Economie

« Eriger les testings en méthode ultime de preuve est-il pertinent ? »

Tribune. Chaque mobilisation contre le racisme déclenche de nouvelles polémiques sur l’opportunité de réaliser des statistiques ethniques pour évaluer l’ampleur des discriminations. Comme pour mieux faire oublier cette idée, qui heurte les valeurs républicaines, le gouvernement propose alors de réaliser un testing [Le gouvernement a annoncé dans un communiqué le 17 juin le lancement d’une vague de testings sur les grandes entreprises]. Ce scénario vient à nouveau de se produire, en réponse aux manifestations contre les violences policières dirigées contre les populations d’origine immigrée.

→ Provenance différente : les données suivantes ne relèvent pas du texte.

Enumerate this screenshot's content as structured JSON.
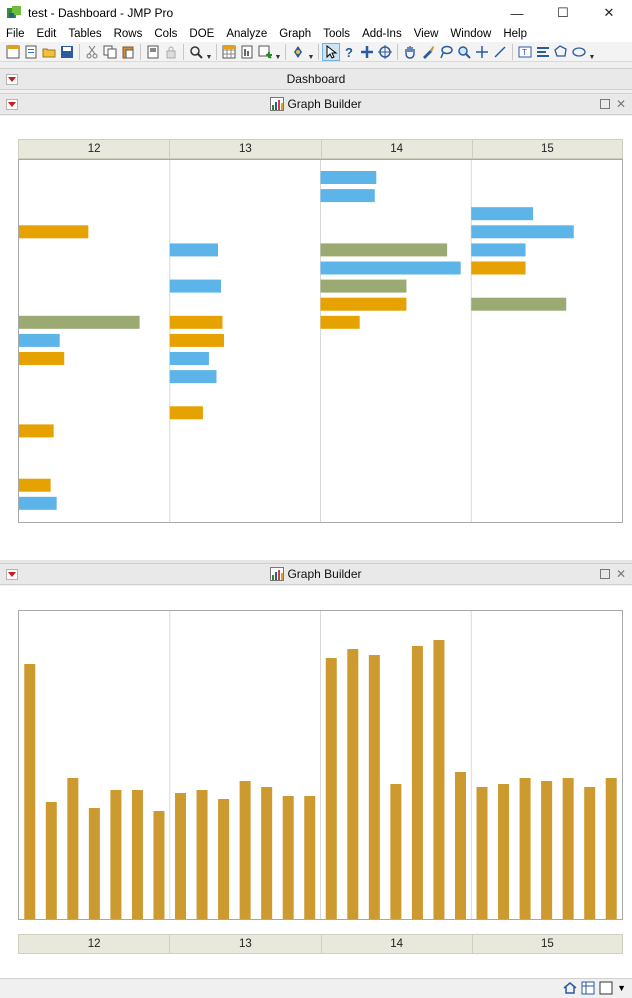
{
  "window": {
    "title": "test - Dashboard - JMP Pro",
    "minimize": "—",
    "maximize": "☐",
    "close": "✕"
  },
  "menu": [
    "File",
    "Edit",
    "Tables",
    "Rows",
    "Cols",
    "DOE",
    "Analyze",
    "Graph",
    "Tools",
    "Add-Ins",
    "View",
    "Window",
    "Help"
  ],
  "dashboard": {
    "title": "Dashboard"
  },
  "graph_builder_1": {
    "title": "Graph Builder"
  },
  "graph_builder_2": {
    "title": "Graph Builder"
  },
  "colors": {
    "blue": "#5db4e8",
    "orange": "#e5a200",
    "olive": "#9aaa72",
    "gold": "#cc9a2e"
  },
  "chart_data": [
    {
      "type": "bar",
      "orientation": "horizontal",
      "facets": [
        "12",
        "13",
        "14",
        "15"
      ],
      "facet_bars": [
        [
          {
            "row": 4,
            "value": 0.46,
            "color": "orange"
          },
          {
            "row": 9,
            "value": 0.8,
            "color": "olive"
          },
          {
            "row": 10,
            "value": 0.27,
            "color": "blue"
          },
          {
            "row": 11,
            "value": 0.3,
            "color": "orange"
          },
          {
            "row": 15,
            "value": 0.23,
            "color": "orange"
          },
          {
            "row": 18,
            "value": 0.21,
            "color": "orange"
          },
          {
            "row": 19,
            "value": 0.25,
            "color": "blue"
          }
        ],
        [
          {
            "row": 5,
            "value": 0.32,
            "color": "blue"
          },
          {
            "row": 7,
            "value": 0.34,
            "color": "blue"
          },
          {
            "row": 9,
            "value": 0.35,
            "color": "orange"
          },
          {
            "row": 10,
            "value": 0.36,
            "color": "orange"
          },
          {
            "row": 11,
            "value": 0.26,
            "color": "blue"
          },
          {
            "row": 12,
            "value": 0.31,
            "color": "blue"
          },
          {
            "row": 14,
            "value": 0.22,
            "color": "orange"
          }
        ],
        [
          {
            "row": 1,
            "value": 0.37,
            "color": "blue"
          },
          {
            "row": 2,
            "value": 0.36,
            "color": "blue"
          },
          {
            "row": 5,
            "value": 0.84,
            "color": "olive"
          },
          {
            "row": 6,
            "value": 0.93,
            "color": "blue"
          },
          {
            "row": 7,
            "value": 0.57,
            "color": "olive"
          },
          {
            "row": 8,
            "value": 0.57,
            "color": "orange"
          },
          {
            "row": 9,
            "value": 0.26,
            "color": "orange"
          }
        ],
        [
          {
            "row": 3,
            "value": 0.41,
            "color": "blue"
          },
          {
            "row": 4,
            "value": 0.68,
            "color": "blue"
          },
          {
            "row": 5,
            "value": 0.36,
            "color": "blue"
          },
          {
            "row": 6,
            "value": 0.36,
            "color": "orange"
          },
          {
            "row": 8,
            "value": 0.63,
            "color": "olive"
          }
        ]
      ]
    },
    {
      "type": "bar",
      "facets": [
        "12",
        "13",
        "14",
        "15"
      ],
      "values": [
        0.85,
        0.39,
        0.47,
        0.37,
        0.43,
        0.43,
        0.36,
        0.42,
        0.43,
        0.4,
        0.46,
        0.44,
        0.41,
        0.41,
        0.87,
        0.9,
        0.88,
        0.45,
        0.91,
        0.93,
        0.49,
        0.44,
        0.45,
        0.47,
        0.46,
        0.47,
        0.44,
        0.47
      ],
      "color": "gold"
    }
  ]
}
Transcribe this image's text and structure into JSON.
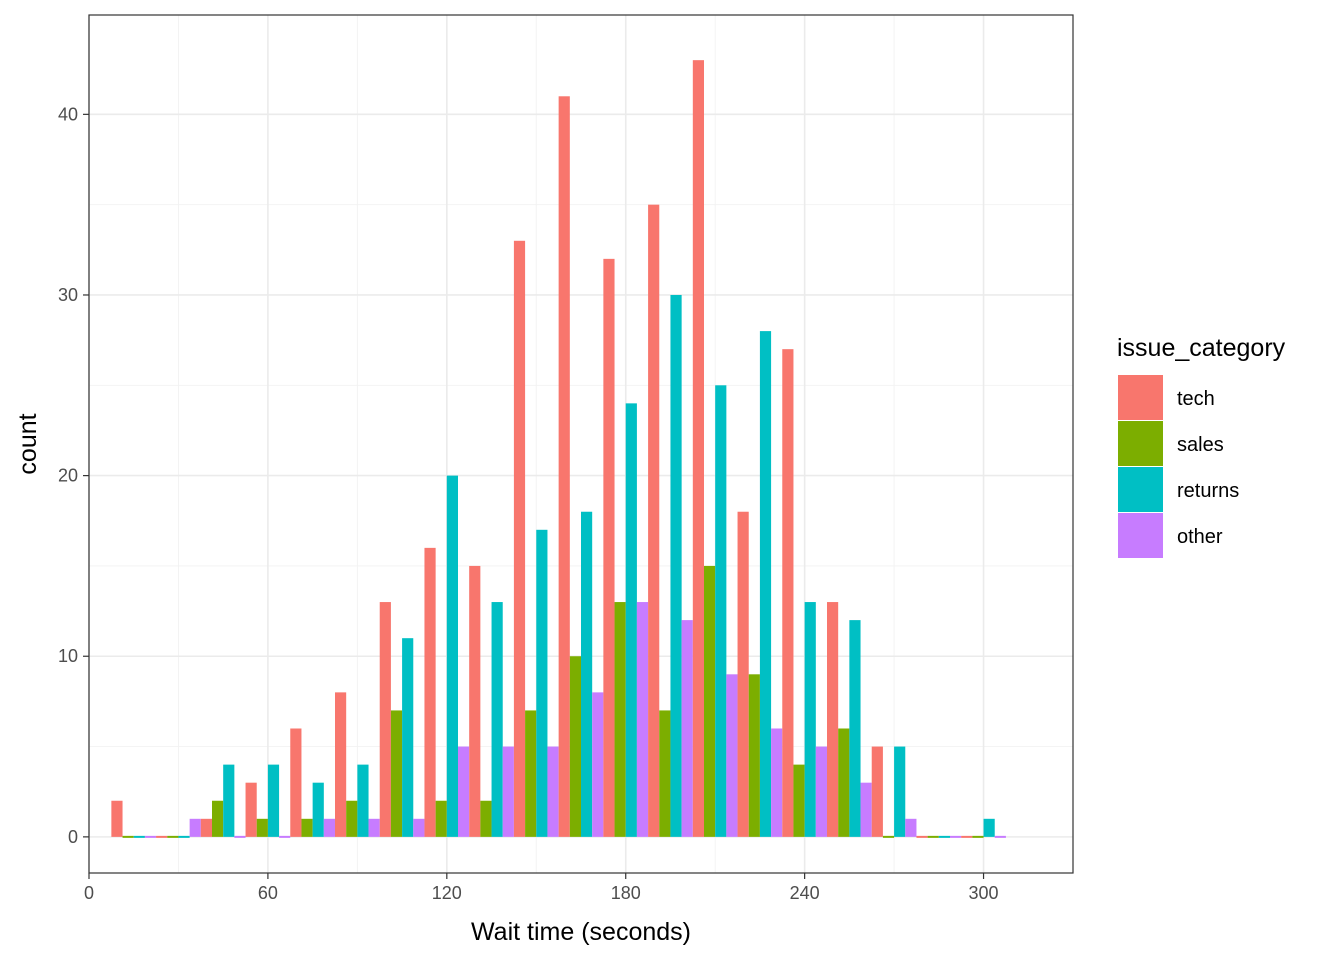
{
  "chart_data": {
    "type": "bar",
    "title": "",
    "xlabel": "Wait time (seconds)",
    "ylabel": "count",
    "xlim": [
      0,
      330
    ],
    "ylim": [
      -2,
      45.5
    ],
    "x_ticks": [
      0,
      60,
      120,
      180,
      240,
      300
    ],
    "y_ticks": [
      0,
      10,
      20,
      30,
      40
    ],
    "grid": true,
    "bin_width": 15,
    "bin_centers": [
      15,
      30,
      45,
      60,
      75,
      90,
      105,
      120,
      135,
      150,
      165,
      180,
      195,
      210,
      225,
      240,
      255,
      270,
      285,
      300
    ],
    "legend": {
      "title": "issue_category",
      "position": "right"
    },
    "series": [
      {
        "name": "tech",
        "color": "#F8766D",
        "values": [
          2,
          0,
          1,
          3,
          6,
          8,
          13,
          16,
          15,
          33,
          41,
          32,
          35,
          43,
          18,
          27,
          13,
          5,
          0,
          0
        ]
      },
      {
        "name": "sales",
        "color": "#7CAE00",
        "values": [
          0,
          0,
          2,
          1,
          1,
          2,
          7,
          2,
          2,
          7,
          10,
          13,
          7,
          15,
          9,
          4,
          6,
          0,
          0,
          0
        ]
      },
      {
        "name": "returns",
        "color": "#00BFC4",
        "values": [
          0,
          0,
          4,
          4,
          3,
          4,
          11,
          20,
          13,
          17,
          18,
          24,
          30,
          25,
          28,
          13,
          12,
          5,
          0,
          1
        ]
      },
      {
        "name": "other",
        "color": "#C77CFF",
        "values": [
          0,
          1,
          0,
          0,
          1,
          1,
          1,
          5,
          5,
          5,
          8,
          13,
          12,
          9,
          6,
          5,
          3,
          1,
          0,
          0
        ]
      }
    ]
  }
}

Des vagues de testings déferlent ainsi périodiquement sur les entreprises françaises, afin d’évaluer les discriminations à l’embauche dont souffrent ces populations. S’il ne fait aucun doute que ces discriminations relèvent d’une actualité aussi permanente que scandaleuse devant faire l’objet de politiques réellement offensives, est-il pertinent d’en chiffrer la mesure de cette manière et de dénoncer publiquement les entreprises considérées comme de mauvais élèves ? Cela mérite amplement discussion, d’autant que l’on a tendance à ériger les testings en méthode ultime de preuve.

Des candidatures fictives sont envoyées deux à deux dans les entreprises, en réponse à de réelles annonces d’offre d’emploi. Elles sont semblables en tout point, sauf au regard d’une caractéristique que l’on cherche à tester : l’influence d’un nom à consonance étrangère (souvent maghrébine), d’un lieu de naissance, d’une domiciliation dans un quartier sensible, etc. La comparaison des taux de réponse obtenus par la candidature de référence (dite « hexagonale ») et celle que l’on teste, semble ainsi pouvoir donner directement la mesure recherchée.

Mais cela n’a rien d’évident, malgré toutes les précautions prises par les auteurs des expérimentations.

D’un côté, il leur faut multiplier les tests pour obtenir des résultats significatifs et les envoyer de manière rapprochée ; de l’autre, il faut éviter de se faire repérer pour ne pas fausser les résultats. Or les entreprises, et a fortiori les cent vingt que les pouvoirs publics ont choisi de tester, sont sur leurs gardes. Leurs offres ne sont pas si nombreuses et portent sur des emplois trop divers pour opérer des comparaisons rigoureuses. Même lorsque les candidatures élaborées sont bien ciblées, les taux de réponses restent bas.

Manque de représentativité

Faut-il assimiler les non-réponses à des refus d’embauche ? Pour contrer la rareté des convocations à un entretien en réponse à des annonces, les expérimentateurs ont imaginé d’envoyer des candidatures spontanées aux entreprises et finalement de formuler des demandes d’information plutôt que des demandes d’entretiens. Mais à qui les envoyer ? Et que comptabilise-t-on ainsi ?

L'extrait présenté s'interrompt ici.